= Lila De Nobili =

Italian designer and illustrator (1916–2002)

Lila De Nobili (September 3, 1916 - February 19, 2002) was an Italian stage designer, costume designer, and fashion illustrator. She was noted for her collaborations with leading stage and opera directors such as Luchino Visconti and Franco Zeffirelli, as well as her early work on fashion illustration at French Vogue magazine.

==Personal==
Lila De Nobili was born in Castagnola (Lugano). Her father was the Marquis Prospero de Nobili from an aristocratic Ligurian and Tuscan family and her mother, Dola Berta Vertès, was from a Jewish Hungarian family. Her uncle was the painter and Academy Award-winning costume designer Marcel Vertès, who painted Lila as a child.

In the 1930s, she studied with the artist Ferruccio Ferrazzi at the Academy of Fine Arts in Rome. One of her own pupils was the costume designer and director, Christine Edzard, with whom she had a lifelong friendship and collaboration.

She settled in Paris in 1943, and this would be her home for most of her life on the rue de Verneuil and on the Quai Voltaire, where she lived until her death in 2002, aged 85. Franco Zeffirelli said: "She was the greatest scene and costume designer of the 20th century, the teacher of us all. Every time I design an opera I think of her." Her portrait by David Hockney in oil pastel in 1973 is sometimes mis-titled as 'Lila Nobilis'.

==Illustration==
In Paris from 1943, De Nobili began doing illustrations of the haute couture collections for various magazines, especially French Vogue. She also did illustrations for Hermès and created adverts for fragrances by Lucien Lelong and she created publicity drawings for Elsa Schiaparelli, Lanvin, Pierre Balmain and Marcel Rochas.

==Opera and Ballet Design in France and Italy==
She created costumes for Rouleau's works including Angel Pavement (1947), Le voleur d'enfants (1948), A Streetcar Named Desire (1949), La Petite Lili (1951), Anna Karenine (1951), Gigi (1951), Cyrano de Bergerac (1953), The Country Girl (1954), The Crucible (1954), La Plume de Ma Tante (1958), L'Arlésienne (1958), Carmen (1959) and The Aspern Papers (1961).

For the French premiere of A Streetcar Named Desire, adapted by Jean Cocteau and starring Arletty as Blanche DuBois, Lila de Nobili designed a hot and sleazy New Orleans.

She went on to work with composers and directors such as Giancarlo Menotti and Luchino Visconti on ballets, operas and plays.

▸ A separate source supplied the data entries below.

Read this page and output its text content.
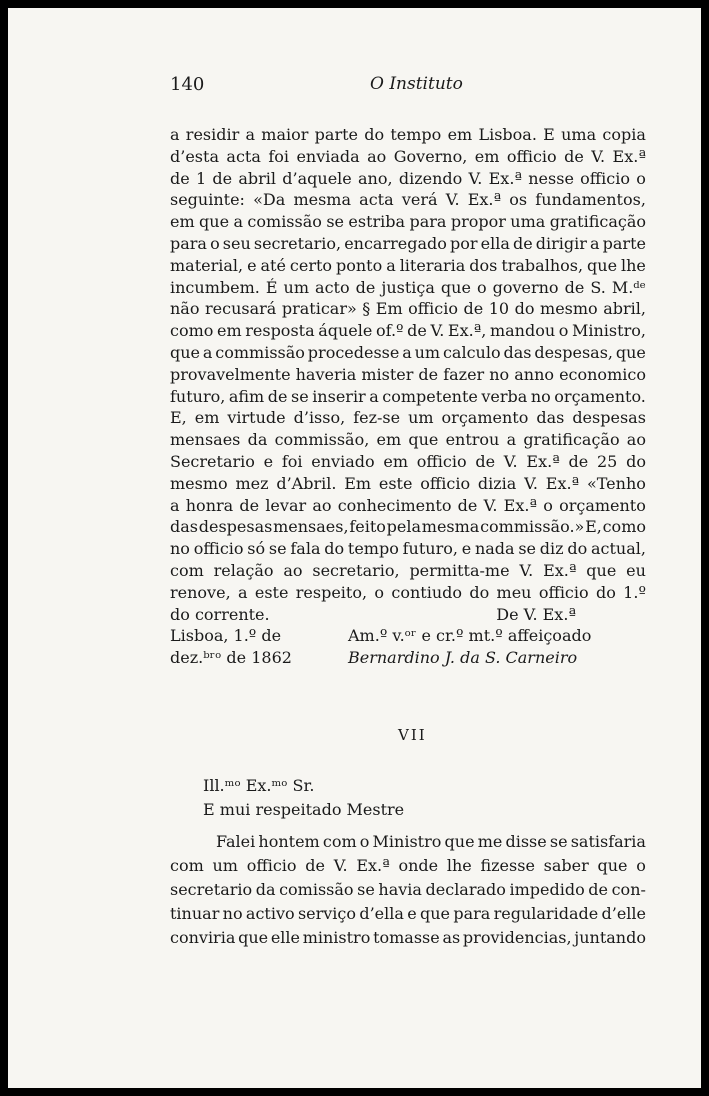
140	O Instituto
a residir a maior parte do tempo em Lisboa. E uma copia
d’esta acta foi enviada ao Governo, em officio de V. Ex.ª
de 1 de abril d’aquele ano, dizendo V. Ex.ª nesse officio o
seguinte: «Da mesma acta verá V. Ex.ª os fundamentos,
em que a comissão se estriba para propor uma gratificação
para o seu secretario, encarregado por ella de dirigir a parte
material, e até certo ponto a literaria dos trabalhos, que lhe
incumbem. É um acto de justiça que o governo de S. M.ᵈᵉ
não recusará praticar» § Em officio de 10 do mesmo abril,
como em resposta áquele of.º de V. Ex.ª, mandou o Ministro,
que a commissão procedesse a um calculo das despesas, que
provavelmente haveria mister de fazer no anno economico
futuro, afim de se inserir a competente verba no orçamento.
E, em virtude d’isso, fez-se um orçamento das despesas
mensaes da commissão, em que entrou a gratificação ao
Secretario e foi enviado em officio de V. Ex.ª de 25 do
mesmo mez d’Abril. Em este officio dizia V. Ex.ª «Tenho
a honra de levar ao conhecimento de V. Ex.ª o orçamento
das despesas mensaes, feito pela mesma commissão.» E, como
no officio só se fala do tempo futuro, e nada se diz do actual,
com relação ao secretario, permitta-me V. Ex.ª que eu
renove, a este respeito, o contiudo do meu officio do 1.º
do corrente.	De V. Ex.ª
Lisboa, 1.º de	Am.º v.ᵒʳ e cr.º mt.º affeiçoado
dez.ᵇʳᵒ de 1862	Bernardino J. da S. Carneiro
VII
Ill.ᵐᵒ Ex.ᵐᵒ Sr.
E mui respeitado Mestre
Falei hontem com o Ministro que me disse se satisfaria
com um officio de V. Ex.ª onde lhe fizesse saber que o
secretario da comissão se havia declarado impedido de con-
tinuar no activo serviço d’ella e que para regularidade d’elle
conviria que elle ministro tomasse as providencias, juntando
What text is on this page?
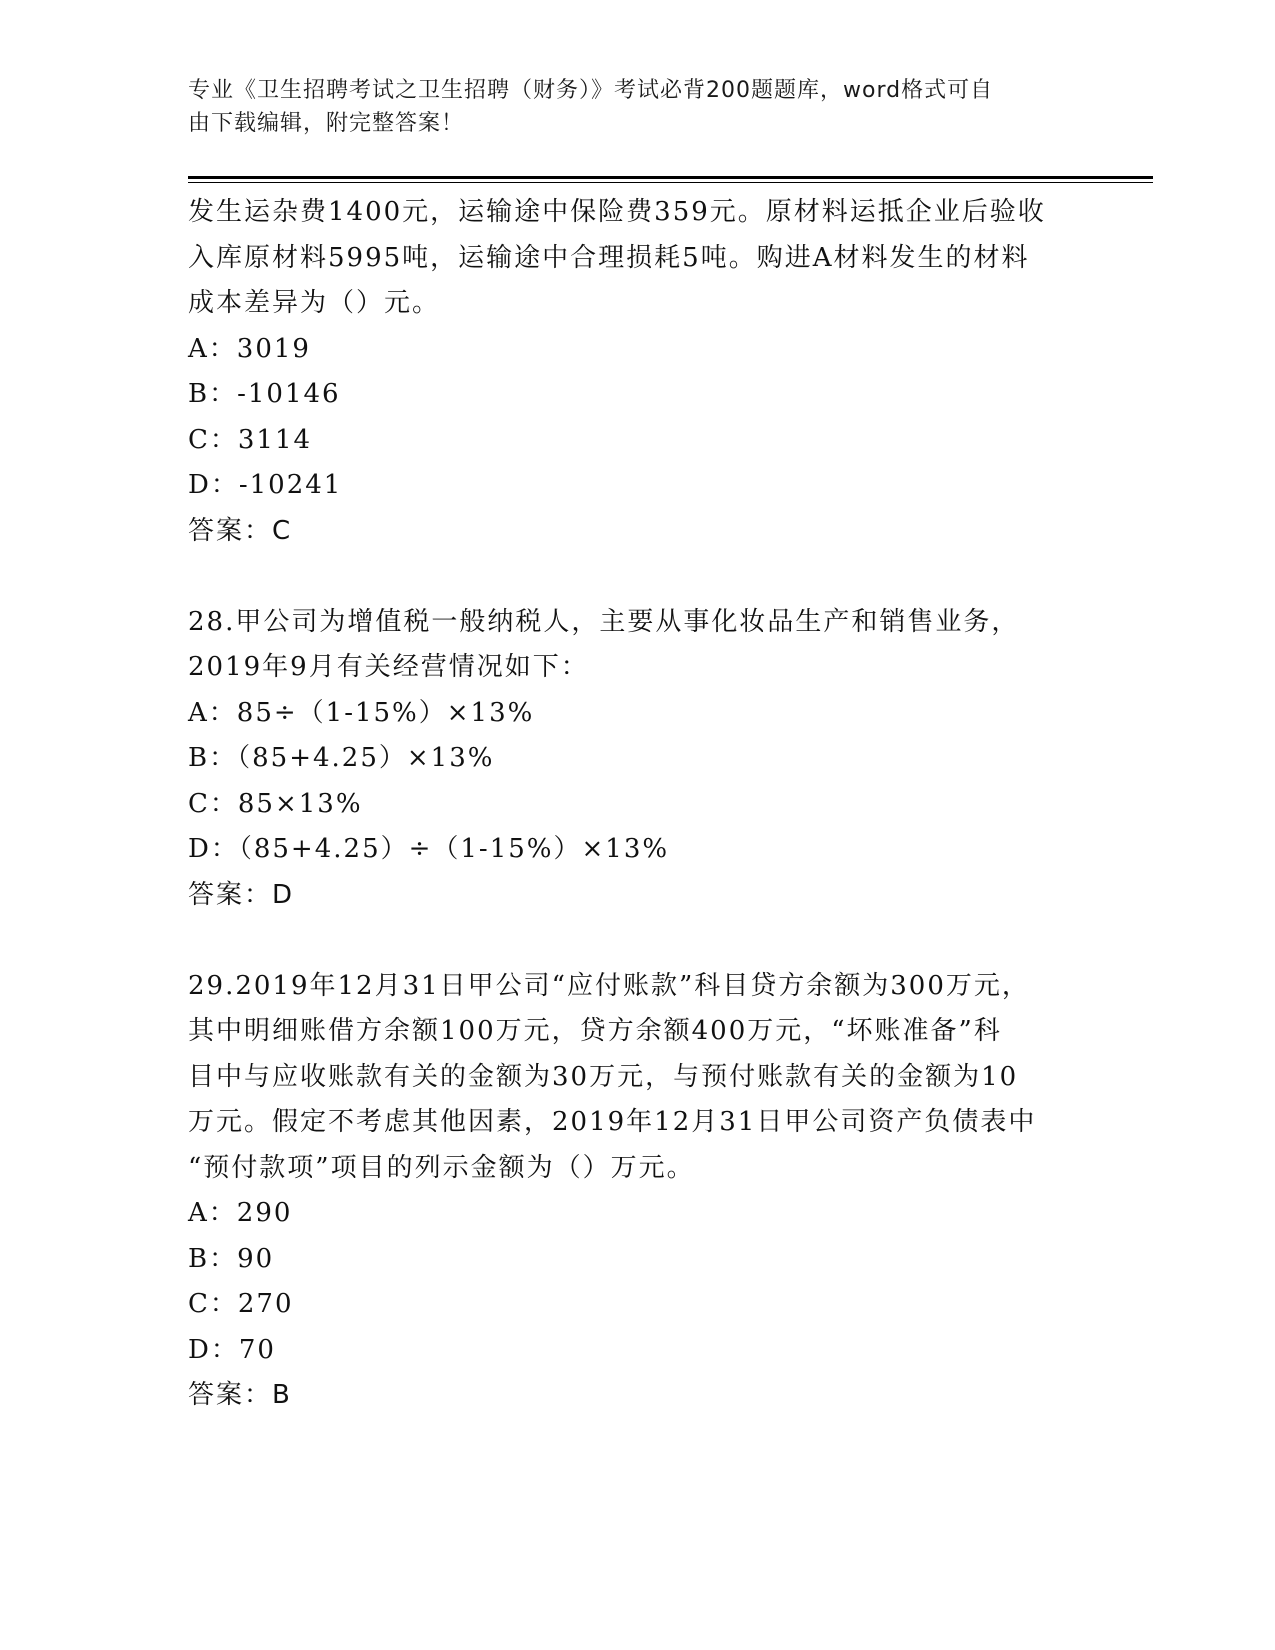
专业《卫生招聘考试之卫生招聘（财务）》考试必背200题题库，word格式可自
由下载编辑，附完整答案！
发生运杂费1400元，运输途中保险费359元。原材料运抵企业后验收
入库原材料5995吨，运输途中合理损耗5吨。购进A材料发生的材料
成本差异为（）元。
A：3019
B：-10146
C：3114
D：-10241
答案：C
28.甲公司为增值税一般纳税人，主要从事化妆品生产和销售业务，
2019年9月有关经营情况如下：
A：85÷（1-15%）×13%
B：（85+4.25）×13%
C：85×13%
D：（85+4.25）÷（1-15%）×13%
答案：D
29.2019年12月31日甲公司“应付账款”科目贷方余额为300万元，
其中明细账借方余额100万元，贷方余额400万元，“坏账准备”科
目中与应收账款有关的金额为30万元，与预付账款有关的金额为10
万元。假定不考虑其他因素，2019年12月31日甲公司资产负债表中
“预付款项”项目的列示金额为（）万元。
A：290
B：90
C：270
D：70
答案：B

With Visconti at the La Scala opera house in Milan, she designed sets and costumes for his definitive La Traviata (1955), including Maria Callas's costume for Violetta which is still said to influence costume designers today.

De Nobili's opera, ballet and film designs in the late 1950s and early '60s include Jean Babilée's Sable (1956), Franco Zeffirelli's Mignon (1957), and Orphée (1958). She designed sets and costumes for Raymond Rousseau's Ruy Blas (1960), Menotti's La Bohème (1960), Zeffirelli's Falstaff (1961), Aida (1962) and Rigoletto (1963) and Jean Babilee's Le Roi des Gourmets (1964).

==Theatre, Opera and Ballet Design in Britain==
In the late 1950s she began working at Stratford upon Avon in the UK with Peter Hall. She was introduced to Hall by his then wife, Leslie Caron. De Nobili designed seven Shakespeare comedies and late plays for Hall at the Royal Shakespeare Company at Stratford-upon-Avon and the Aldwych Theatre, London, in the late 1950s and 1960s. They included Cymbeline with Peggy Ashcroft (1957) Twelfth Night (1958) with Geraldine McEwan and Dorothy Tutin, and A Midsummer Night's Dream (1958) with Charles Laughton, Vanessa Redgrave and Diana Rigg.
In October 1965 De Nobili designed sets and costumes for a National Theatre production (then still at The Old Vic) of William Congreve's Love for Love, directed by Peter Wood and starring Laurence Olivier and Geraldine McEwan.
She designed many ballets and operas at The Royal Opera House at Covent Garden, including The Sleeping Beauty (1968) in collaboration with Rostislav Doboujinsky, and created sets and costumes for Frederick Ashton's Ondine (1958).

==Film==
De Nobili designed the costumes, in collaboration with Rostislav Doboujinsky, for Raymond Rousseau's film Les Sorcières de Salem (1957) (from The Crucible by Arthur Miller) with screenplay by Jean-Paul Sartre and starring Simone Signoret, and for Michel Boisrond's Amours Célèbres (or Famous Love Affairs, 1961) also with Simone Signoret, Brigitte Bardot and Alain Delon, co-designing the costumes with Monique Dunan and Georges Wakhevitch). She was also colour and period consultant on The Charge of the Light Brigade (1968) directed by Tony Richardson.